Trying to run direct-response content on social media tends to fail. Your conversion-rates will be low, because people on social media aren’t looking for solutions. They’re looking to be entertained and informed. Direct-response does have more opportunity today on social media advertising platforms, where you can run retargeting ads, which are a drip-campaigns for people who’ve already displayed buying intent by visiting your website. You can also create target audiences based on email lists or people who downloaded at app. These ads can lean more towards direct-response.

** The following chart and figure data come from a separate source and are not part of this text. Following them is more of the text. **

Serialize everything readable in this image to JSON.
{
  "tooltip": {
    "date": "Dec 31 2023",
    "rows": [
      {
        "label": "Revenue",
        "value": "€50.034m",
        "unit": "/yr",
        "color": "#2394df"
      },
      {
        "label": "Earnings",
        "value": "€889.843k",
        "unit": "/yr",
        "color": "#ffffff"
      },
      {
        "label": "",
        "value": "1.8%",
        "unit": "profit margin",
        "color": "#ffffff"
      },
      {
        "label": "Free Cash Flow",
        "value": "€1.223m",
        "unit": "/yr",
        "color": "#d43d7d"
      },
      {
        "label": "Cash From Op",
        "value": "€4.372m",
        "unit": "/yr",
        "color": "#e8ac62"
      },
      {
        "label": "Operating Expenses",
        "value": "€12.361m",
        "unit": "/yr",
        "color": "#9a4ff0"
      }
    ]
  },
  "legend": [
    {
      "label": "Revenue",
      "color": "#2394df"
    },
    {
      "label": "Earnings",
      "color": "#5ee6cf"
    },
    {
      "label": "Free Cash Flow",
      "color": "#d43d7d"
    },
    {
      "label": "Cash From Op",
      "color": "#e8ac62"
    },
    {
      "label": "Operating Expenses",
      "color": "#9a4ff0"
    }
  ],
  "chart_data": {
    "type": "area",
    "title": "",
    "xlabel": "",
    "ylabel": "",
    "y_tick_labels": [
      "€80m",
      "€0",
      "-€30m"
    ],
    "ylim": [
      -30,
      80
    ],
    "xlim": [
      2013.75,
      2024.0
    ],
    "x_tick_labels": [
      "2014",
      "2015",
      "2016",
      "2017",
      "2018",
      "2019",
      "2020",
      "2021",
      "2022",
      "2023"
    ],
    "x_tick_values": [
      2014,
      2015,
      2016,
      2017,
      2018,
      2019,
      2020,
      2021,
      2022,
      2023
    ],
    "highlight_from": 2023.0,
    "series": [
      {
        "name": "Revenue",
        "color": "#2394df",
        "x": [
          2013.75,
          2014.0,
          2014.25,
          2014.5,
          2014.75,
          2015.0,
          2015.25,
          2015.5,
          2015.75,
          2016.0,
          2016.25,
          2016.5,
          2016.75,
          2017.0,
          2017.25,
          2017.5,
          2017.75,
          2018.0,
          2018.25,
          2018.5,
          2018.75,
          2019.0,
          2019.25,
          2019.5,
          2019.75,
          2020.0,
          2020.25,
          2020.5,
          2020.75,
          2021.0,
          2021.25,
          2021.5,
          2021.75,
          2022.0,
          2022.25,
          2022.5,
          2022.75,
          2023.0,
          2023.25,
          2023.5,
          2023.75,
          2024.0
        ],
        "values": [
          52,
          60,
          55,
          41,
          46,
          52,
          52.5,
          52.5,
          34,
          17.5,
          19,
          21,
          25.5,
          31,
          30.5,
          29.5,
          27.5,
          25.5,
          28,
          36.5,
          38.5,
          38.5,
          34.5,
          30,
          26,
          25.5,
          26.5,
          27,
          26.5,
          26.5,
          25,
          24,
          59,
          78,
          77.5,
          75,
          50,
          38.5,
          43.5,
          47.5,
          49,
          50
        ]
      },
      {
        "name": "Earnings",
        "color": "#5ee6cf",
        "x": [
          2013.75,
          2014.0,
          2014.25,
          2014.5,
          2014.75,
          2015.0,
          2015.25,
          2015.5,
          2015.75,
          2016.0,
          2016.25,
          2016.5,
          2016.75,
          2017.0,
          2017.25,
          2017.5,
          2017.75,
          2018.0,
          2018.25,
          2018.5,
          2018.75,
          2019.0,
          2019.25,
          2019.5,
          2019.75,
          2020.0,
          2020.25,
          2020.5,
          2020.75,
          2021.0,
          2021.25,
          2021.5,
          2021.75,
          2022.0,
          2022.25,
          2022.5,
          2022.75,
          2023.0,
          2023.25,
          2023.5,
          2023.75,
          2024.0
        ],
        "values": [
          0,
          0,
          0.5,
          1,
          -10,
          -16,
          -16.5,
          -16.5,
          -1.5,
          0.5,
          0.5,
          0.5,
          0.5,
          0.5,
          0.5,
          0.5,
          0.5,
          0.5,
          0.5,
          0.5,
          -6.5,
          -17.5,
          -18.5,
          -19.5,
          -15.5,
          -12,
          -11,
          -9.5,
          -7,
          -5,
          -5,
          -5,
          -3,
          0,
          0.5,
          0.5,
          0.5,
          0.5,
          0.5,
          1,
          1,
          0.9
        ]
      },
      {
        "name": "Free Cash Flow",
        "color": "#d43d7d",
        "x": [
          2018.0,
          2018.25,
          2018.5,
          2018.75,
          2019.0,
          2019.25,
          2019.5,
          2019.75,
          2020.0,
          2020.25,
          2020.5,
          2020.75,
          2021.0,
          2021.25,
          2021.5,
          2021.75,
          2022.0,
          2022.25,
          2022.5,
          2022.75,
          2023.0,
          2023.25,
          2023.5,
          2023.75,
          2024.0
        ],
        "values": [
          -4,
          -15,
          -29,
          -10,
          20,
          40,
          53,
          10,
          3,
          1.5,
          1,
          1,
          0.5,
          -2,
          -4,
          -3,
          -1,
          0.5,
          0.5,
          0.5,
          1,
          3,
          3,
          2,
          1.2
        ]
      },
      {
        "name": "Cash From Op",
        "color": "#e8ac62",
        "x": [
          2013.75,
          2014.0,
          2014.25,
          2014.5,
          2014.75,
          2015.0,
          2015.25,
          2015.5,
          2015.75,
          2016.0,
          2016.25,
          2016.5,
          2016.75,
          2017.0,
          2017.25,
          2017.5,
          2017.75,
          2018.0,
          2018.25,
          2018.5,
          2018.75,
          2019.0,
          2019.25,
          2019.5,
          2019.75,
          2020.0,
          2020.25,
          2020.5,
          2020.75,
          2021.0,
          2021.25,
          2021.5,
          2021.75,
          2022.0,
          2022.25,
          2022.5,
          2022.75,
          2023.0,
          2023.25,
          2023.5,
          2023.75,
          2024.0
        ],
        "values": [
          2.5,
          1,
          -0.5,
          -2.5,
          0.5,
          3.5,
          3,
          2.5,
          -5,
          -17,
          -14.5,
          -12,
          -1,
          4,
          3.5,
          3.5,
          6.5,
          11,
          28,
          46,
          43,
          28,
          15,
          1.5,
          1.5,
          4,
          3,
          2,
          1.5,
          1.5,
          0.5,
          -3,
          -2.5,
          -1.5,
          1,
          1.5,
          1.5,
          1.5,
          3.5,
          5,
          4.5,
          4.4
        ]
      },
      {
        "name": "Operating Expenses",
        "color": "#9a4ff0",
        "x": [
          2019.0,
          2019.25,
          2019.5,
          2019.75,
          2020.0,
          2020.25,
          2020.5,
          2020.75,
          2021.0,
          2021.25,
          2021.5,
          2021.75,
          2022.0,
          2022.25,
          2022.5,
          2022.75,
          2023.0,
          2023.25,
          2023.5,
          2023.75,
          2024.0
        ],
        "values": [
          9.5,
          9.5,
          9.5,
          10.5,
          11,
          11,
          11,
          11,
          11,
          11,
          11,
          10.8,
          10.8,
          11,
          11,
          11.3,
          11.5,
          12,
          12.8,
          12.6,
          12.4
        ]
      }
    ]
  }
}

On the other hand, you don’t want to have a brand message directed at someone who’s ready to buy. If you create a blog post that ranks organically for a keyword phrase that shows buying intent, you want to integrate direct-response into your informational copy. Ask for the business.
Goals can conflict. Direct marketers will sacrifice long-term standing and authority in order to gain clicks. They don’t care about the medium, they care about the result.
Brand marketers care about the brand’s image and sensibility. But this content doesn’t have a strong, immediate conversion focus, so it’s imprecise when your goal is short-term conversions.
The grey area between brand and direct-response is where it gets confusing – even for the search engines. Understanding user intent on a search query is still a work in progress, and will likely get more complicated with voice activated search queries.
Still, understanding goals between brand and direct-response advertising is useful practice that will save you budget and help you create authority for your brand.
It also focuses content on different phases of buying cycle, allowing you to engage the most potential clients at the right times with your marketing.